While watching Hong Sangsoo’s The Day He Arrives for the second time on the first day of its exclusive run at the San Francisco Film Society Cinema in the basement of the New People building in the Japantown district, I had a twitch of shame when I discovered I was wrong in my recollection of a particular sequence I relayed in my review of the film for Koreanfilm.org. When I wrote of the discussion between characters regarding how you can fool someone into thinking you have keen insight into their personality by noting two contradictions about them, I said the character proposing this theory was Young-ho, the professor friend of our main character, the no longer directing film director Seong-jun. I now know it wasn’t Young-ho who proposed this theory, but a more minor character, the grudge-holding actor Jung-won. And the woman Jung-won explains this theory to and upon whom he then immediately successfully applies this technique, and therefore supports his theory, is not Young-ho’s colleague Boram, but the bar owner Kyung-jin. In my defense, I can say that I didn’t have the privilege of a reviewer’s copy to check my claims, but I still hang my head in shame.

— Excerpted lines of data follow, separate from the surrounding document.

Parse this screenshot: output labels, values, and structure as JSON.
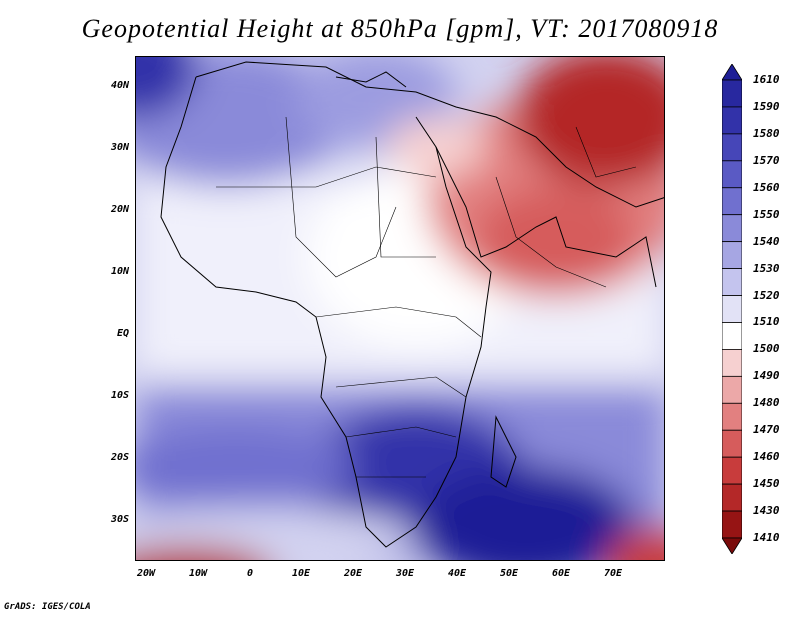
{
  "title": "Geopotential Height at 850hPa [gpm], VT: 2017080918",
  "credit": "GrADS: IGES/COLA",
  "map": {
    "region": "Africa and Middle East",
    "variable": "Geopotential Height 850hPa",
    "lat_labels": [
      "40N",
      "30N",
      "20N",
      "10N",
      "EQ",
      "10S",
      "20S",
      "30S"
    ],
    "lon_labels": [
      "20W",
      "10W",
      "0",
      "10E",
      "20E",
      "30E",
      "40E",
      "50E",
      "60E",
      "70E"
    ]
  },
  "colorbar": {
    "levels": [
      "1610",
      "1590",
      "1580",
      "1570",
      "1560",
      "1550",
      "1540",
      "1530",
      "1520",
      "1510",
      "1500",
      "1490",
      "1480",
      "1470",
      "1460",
      "1450",
      "1430",
      "1410"
    ],
    "colors": [
      "#1e1e96",
      "#28289f",
      "#3232a9",
      "#4646b8",
      "#5a5ac4",
      "#7070cf",
      "#8a8ad9",
      "#a6a6e3",
      "#c4c4ee",
      "#e2e2f6",
      "#ffffff",
      "#f6d0d0",
      "#eca8a8",
      "#e28080",
      "#d65c5c",
      "#c83c3c",
      "#b42828",
      "#961414",
      "#7a0a0a"
    ]
  }
}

Yet I can recover fairly quickly from this embarrassing moment when I remind myself that failed memories are a major part of Hong’s narratives. The Day He Arrives is full of run-ins where Seong-jun clearly can’t recall how he knows various characters. He knows he’s supposed to know the actress he keeps bumping into, but it’s not clear if he knows her (or had a fling with her he’d like to forget). He meets a musician near the end who asks for his number and he leaves the run-in unable to recall the name of the man who now has his digits. Hong also likes to have characters bring past happenings or relationships into doubt. This is done directly, such as in The Day He Arrives, when Kyung-jin briefly discredits Seong-jun’s romantic presumptions as they return again with food for Seong-jun’s friends at the bar. Or by bringing into question the sincerity of a character’s words, such as in Turning Gate when Sun-young’s hand-fanning in the heat is picked up on as a means for failed actor Kyung-soo to recover from an awkward moment between potential romantic partners. A few scenes before we witnessed Kyung-soo try to escape from being caught gazing at a woman’s legs by claiming he was really looking at the picture above the patron. His claim that the hand-fanning by Sun-young sparks memories of how we should doubt Kyung-soo’s words, and thus doubt his memories, holding Kyung-soo in suspicion due to his past actions and past insincere declarations. Furthermore, Hong messes with our memories by having one character say something and then having similar words repeated by another character later. There’s the classic double-proposition scene in the Chinese restaurant in my favorite scene in my least favorite film by Hong, Woman Is the Future of Man. We have the art teacher and director each take turns (but unbeknownst to the other) to hit on the Chinese-Korean waitress in their professional variant of the same lame hook-up tactic. The Day He Arrives continues this game of grapevine with Young-ho repeating Jung-won’s theory later to Boram. This is likely where my memory got mixed up.
But I have six more days of screenings of The Day He Arrives to better solidify this meandering narrative bounds of Bukchon into my memory, hopefully avoiding such review lapses in the future.